6. This was the default reading for most of history
Until the nineteenth century, the overwhelming consensus, from Jewish commentators before Christ, through the early church, Augustine, and Calvin, was that these ages could be added to produce a timeline. These were not readers naive about genre. The change of mind arrived in the modern era, driven primarily by pressures from outside the text rather than by anything discovered within it. The burden of proof therefore sits with those who would deny the timeline reading, not with those who affirm it.
The chain in brief
If Genesis does mean us to build the timeline, five links carry the whole chain:
- 853 BC. The Battle of Qarqar. Shalmaneser III's Kurkh Monolith names "Ahab the Israelite" among the kings who fought him, and the Assyrian Eponym Canon, anchored to a solar eclipse in 763 BC, fixes the year. Here the biblical record and independently dated history touch.

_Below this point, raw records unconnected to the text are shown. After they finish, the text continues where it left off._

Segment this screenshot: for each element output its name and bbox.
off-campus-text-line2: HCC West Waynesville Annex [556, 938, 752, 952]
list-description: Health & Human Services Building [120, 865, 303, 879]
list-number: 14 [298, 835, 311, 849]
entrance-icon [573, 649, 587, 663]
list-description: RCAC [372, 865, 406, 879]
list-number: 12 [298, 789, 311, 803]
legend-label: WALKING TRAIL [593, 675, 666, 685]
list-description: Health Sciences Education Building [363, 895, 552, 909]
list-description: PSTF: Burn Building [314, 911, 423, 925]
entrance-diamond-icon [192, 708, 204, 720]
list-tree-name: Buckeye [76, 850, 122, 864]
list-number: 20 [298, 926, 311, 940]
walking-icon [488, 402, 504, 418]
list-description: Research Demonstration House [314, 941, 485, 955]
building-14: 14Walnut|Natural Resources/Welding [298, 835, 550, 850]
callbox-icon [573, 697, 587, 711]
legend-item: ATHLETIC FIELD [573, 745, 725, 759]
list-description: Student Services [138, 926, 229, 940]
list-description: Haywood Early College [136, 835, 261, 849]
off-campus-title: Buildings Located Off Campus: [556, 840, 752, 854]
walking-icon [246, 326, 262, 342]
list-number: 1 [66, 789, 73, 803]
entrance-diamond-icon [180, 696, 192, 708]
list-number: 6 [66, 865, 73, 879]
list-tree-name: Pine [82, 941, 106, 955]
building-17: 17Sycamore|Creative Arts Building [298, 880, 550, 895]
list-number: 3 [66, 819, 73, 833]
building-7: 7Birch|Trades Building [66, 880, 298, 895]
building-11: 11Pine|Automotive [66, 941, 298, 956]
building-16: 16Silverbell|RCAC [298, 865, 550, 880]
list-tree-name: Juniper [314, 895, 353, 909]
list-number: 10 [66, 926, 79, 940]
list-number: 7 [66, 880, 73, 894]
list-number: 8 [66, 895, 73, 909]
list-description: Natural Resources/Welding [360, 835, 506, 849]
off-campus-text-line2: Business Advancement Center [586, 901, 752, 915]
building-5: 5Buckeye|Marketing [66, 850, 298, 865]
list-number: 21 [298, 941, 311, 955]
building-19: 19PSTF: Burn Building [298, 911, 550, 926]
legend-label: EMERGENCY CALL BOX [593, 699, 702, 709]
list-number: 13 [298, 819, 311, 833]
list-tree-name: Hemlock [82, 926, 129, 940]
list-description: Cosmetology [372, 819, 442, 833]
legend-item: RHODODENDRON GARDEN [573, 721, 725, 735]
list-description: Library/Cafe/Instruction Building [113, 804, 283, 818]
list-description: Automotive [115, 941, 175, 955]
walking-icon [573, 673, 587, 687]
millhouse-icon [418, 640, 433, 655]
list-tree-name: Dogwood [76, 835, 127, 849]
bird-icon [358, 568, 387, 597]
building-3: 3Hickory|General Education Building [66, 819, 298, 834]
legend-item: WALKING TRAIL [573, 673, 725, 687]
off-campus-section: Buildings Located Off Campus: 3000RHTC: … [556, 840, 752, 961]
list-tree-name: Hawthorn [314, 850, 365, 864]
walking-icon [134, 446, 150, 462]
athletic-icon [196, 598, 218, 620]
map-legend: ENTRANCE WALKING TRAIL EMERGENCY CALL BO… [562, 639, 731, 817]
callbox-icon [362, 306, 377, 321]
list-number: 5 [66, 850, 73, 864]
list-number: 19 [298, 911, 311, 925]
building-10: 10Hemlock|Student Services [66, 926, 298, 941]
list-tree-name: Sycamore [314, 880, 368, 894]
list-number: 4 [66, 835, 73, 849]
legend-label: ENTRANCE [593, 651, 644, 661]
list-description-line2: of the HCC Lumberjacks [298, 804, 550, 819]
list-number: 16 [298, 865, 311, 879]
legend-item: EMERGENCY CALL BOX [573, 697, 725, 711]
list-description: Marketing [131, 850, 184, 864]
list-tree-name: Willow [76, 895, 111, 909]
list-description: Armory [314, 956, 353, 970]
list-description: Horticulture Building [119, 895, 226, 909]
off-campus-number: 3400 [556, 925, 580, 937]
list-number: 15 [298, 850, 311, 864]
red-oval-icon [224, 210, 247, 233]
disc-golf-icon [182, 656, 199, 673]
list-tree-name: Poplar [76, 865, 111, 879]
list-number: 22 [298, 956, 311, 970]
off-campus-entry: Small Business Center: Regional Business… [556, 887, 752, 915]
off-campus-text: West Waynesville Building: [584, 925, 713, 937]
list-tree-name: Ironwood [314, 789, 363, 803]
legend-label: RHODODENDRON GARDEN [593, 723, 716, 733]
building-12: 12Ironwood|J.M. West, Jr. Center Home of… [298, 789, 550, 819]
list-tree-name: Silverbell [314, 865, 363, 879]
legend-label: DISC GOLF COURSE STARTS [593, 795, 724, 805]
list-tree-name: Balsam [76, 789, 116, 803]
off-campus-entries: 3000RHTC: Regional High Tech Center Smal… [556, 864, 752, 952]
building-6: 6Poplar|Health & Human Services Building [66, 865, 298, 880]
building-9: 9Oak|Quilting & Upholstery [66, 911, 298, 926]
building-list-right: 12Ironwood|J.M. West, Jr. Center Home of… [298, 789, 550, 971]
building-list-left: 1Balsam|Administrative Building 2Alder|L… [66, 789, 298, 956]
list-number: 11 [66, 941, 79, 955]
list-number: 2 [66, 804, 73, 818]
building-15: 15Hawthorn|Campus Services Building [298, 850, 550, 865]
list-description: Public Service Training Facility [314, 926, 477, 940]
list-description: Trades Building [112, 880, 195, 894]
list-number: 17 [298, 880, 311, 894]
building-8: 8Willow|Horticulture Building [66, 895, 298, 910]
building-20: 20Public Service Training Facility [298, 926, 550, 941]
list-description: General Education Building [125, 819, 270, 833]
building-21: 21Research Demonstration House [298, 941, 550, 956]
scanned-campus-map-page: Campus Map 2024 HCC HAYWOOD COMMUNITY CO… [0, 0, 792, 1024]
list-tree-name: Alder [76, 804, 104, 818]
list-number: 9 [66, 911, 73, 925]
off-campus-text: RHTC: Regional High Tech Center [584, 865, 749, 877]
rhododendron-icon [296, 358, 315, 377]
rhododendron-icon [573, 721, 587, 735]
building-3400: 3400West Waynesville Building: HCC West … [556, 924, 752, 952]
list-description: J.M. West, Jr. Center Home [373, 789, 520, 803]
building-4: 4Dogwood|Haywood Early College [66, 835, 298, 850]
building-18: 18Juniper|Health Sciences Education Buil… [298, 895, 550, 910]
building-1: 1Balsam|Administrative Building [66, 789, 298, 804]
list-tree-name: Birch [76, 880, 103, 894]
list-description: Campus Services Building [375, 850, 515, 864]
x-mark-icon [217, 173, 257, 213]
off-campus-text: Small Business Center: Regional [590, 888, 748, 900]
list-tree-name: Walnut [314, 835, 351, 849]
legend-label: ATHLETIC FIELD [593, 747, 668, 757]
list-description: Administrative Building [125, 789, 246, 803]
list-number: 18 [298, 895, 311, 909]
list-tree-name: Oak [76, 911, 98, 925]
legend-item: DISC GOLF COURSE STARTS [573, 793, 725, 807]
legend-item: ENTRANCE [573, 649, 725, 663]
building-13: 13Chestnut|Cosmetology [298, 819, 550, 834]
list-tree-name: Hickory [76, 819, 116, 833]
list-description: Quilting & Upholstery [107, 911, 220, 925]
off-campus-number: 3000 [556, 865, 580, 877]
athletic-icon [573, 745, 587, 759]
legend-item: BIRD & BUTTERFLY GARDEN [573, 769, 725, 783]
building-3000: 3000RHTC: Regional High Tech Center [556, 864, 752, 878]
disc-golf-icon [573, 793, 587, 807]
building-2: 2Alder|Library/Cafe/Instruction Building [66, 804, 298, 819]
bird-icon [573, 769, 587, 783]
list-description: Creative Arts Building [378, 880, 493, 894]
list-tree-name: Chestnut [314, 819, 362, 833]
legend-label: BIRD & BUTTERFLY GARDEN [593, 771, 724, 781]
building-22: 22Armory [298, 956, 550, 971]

- 966 BC. Counting back from Ahab through the reign lengths recorded in Kings gives Solomon's fourth year, when the Temple foundations were laid. The king-list arithmetic is straightforward and widely accepted, and the resulting date is multiply attested.
- ~1266 BC. The Exodus. The 480 years of 1 Kings 6:1 is likely schematic (12 × 40); with the overlapping reigns of the Judges period identified, the real span is likely around 300 years (Kitchen).
- ~1771 BC. Abraham's birth, reached through the 430 years of Exodus 12:40, which the Septuagint divides between Canaan and Egypt (215 and 215).
- ~5159 BC. Adam, reached by adding the fathering ages of Genesis 5 and 11 in the Septuagint's figures, with Cainan included.
Every one of these links is argued in detail, with the full genealogical table, the Cainan question, and the textual decisions, on the site's Chronology page.
K. A. Kitchen, On the Reliability of the Old Testament (Grand Rapids: Eerdmans, 2003); Henry B. Smith Jr., "The Case for the Septuagint's Chronology in Genesis 5 and 11," ICC Proceedings (2018).
Where the chain leads
Starting from a date fixed by the Kurkh Monolith, following the biblical king-list, and applying the best available textual and historical scholarship at each step, the chain arrives at Adam's creation at approximately 5159 BC, just over 7,000 years ago.
This map does not claim to prove the biblical account. It shows that the chronology set out here, taken seriously and applied carefully, produces a timeline that is consistent with what we know from mainstream archaeology and history. The dates fit. The convergences are real. The argument is testable.
Adapted from A Timeline of Origins (Michael D. Russell, 2024). Gordon Wenham, Genesis 1–15 (Word, 1987), 134; William H. Green, "Primeval Chronology," Bibliotheca Sacra 47 (1890); Jeremy Sexton, "Evangelicalism's Search for Chronological Gaps in Genesis 5 and 11," JETS 61.1 (2018).